April 19, 2008 at 4:23 pm |
It’s all about the head-hunting — and that’s exactly what Farnsworth was doing. It appears that Bob Watson agrees — three give suspension for the punk. I would have given him five.
April 19, 2008 at 7:38 pm |
Lets move on from Farnsworth.
I’m curious, if you retire Paulie’s number, do you retire Bernie’s as well? Comparable players (Bernie probably slight better), and Bernie, unlike O’Neil, was a career Yankee.
April 20, 2008 at 4:51 pm |
I can see it happening, but for some reason the fire that O’neill showed seemed to resonate stronger than the quiet professionalism of Bernie.
42 and 2 are guaranteed. I think if 21 and 51 go back into the rotation, they have to be kick ass players.
April 21, 2008 at 11:26 am |
42 is already retired because of Jackie Robinson — Mariano was grandfathered in.

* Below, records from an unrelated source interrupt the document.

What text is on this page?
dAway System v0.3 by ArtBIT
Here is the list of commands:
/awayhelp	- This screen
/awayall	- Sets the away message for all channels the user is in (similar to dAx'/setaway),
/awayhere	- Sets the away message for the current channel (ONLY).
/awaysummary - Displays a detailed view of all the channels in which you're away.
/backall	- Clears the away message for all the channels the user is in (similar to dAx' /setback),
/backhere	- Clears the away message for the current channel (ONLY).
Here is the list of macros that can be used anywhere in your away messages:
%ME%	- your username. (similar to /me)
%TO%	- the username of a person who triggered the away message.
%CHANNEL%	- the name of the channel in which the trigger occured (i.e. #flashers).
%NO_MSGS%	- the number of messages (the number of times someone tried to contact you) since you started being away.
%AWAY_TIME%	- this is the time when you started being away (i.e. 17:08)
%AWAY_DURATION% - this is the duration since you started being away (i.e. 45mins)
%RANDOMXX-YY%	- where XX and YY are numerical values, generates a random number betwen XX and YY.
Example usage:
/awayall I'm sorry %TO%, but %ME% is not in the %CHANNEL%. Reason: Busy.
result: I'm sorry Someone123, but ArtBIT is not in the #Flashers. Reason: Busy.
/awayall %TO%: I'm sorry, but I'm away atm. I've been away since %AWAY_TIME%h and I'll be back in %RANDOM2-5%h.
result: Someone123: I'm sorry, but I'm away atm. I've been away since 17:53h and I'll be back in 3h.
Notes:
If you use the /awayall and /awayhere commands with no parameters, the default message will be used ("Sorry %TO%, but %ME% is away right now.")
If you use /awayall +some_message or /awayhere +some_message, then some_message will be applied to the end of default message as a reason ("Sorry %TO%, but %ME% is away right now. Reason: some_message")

Is it Joba time yet? And if so, who leaves the rotation? It’s looking like both kids could use a little more seasoning in the minors and that Mussina is toast. I’d give them all a couple of more starts before doing anything, but the natives (Hank) are getting restless.
April 21, 2008 at 11:50 am |
numbers can be retired 2x. yogi and Dickey. If you don’t think 42 for rivera is getting his number retired and a statue ur crazy.
April 21, 2008 at 2:44 pm |
Rivera is getting a statute and a ceremony, but his number is already retired and will never be worn again irrespective of any tribute to him.
You’re avoiding my questions about the staff. If you’re the GM, what would you do regarding Mussina, Hughes, Kennedy and Joba? I’d tell Hank to shut his trap and give them each a couple of more starts befopre making any decision. And there’s no guarantee that Joba won’t struggle as a starter as well.
April 21, 2008 at 9:11 pm |
hughes and Kennedy are in their first full seasons as starters, and Hank shouldn’t be popping off quite yet. you’re “mussina sucks” campaign is interesting, I’m still fine with him as a 5. Joba is a lock down bridge, and I want him there. Him and Mo = game over, and I like it that way.
April 21, 2008 at 10:19 pm |
And Mussina is my campaign spokesperson.
Do you want Joba in the pen all year? He’s awesome in the 8th, but it seems like a waste of his talent. I’d get him in the rotation by the middle of May. If that’s his long-term role, let him develop there rather than risk stunting his growth in the pen.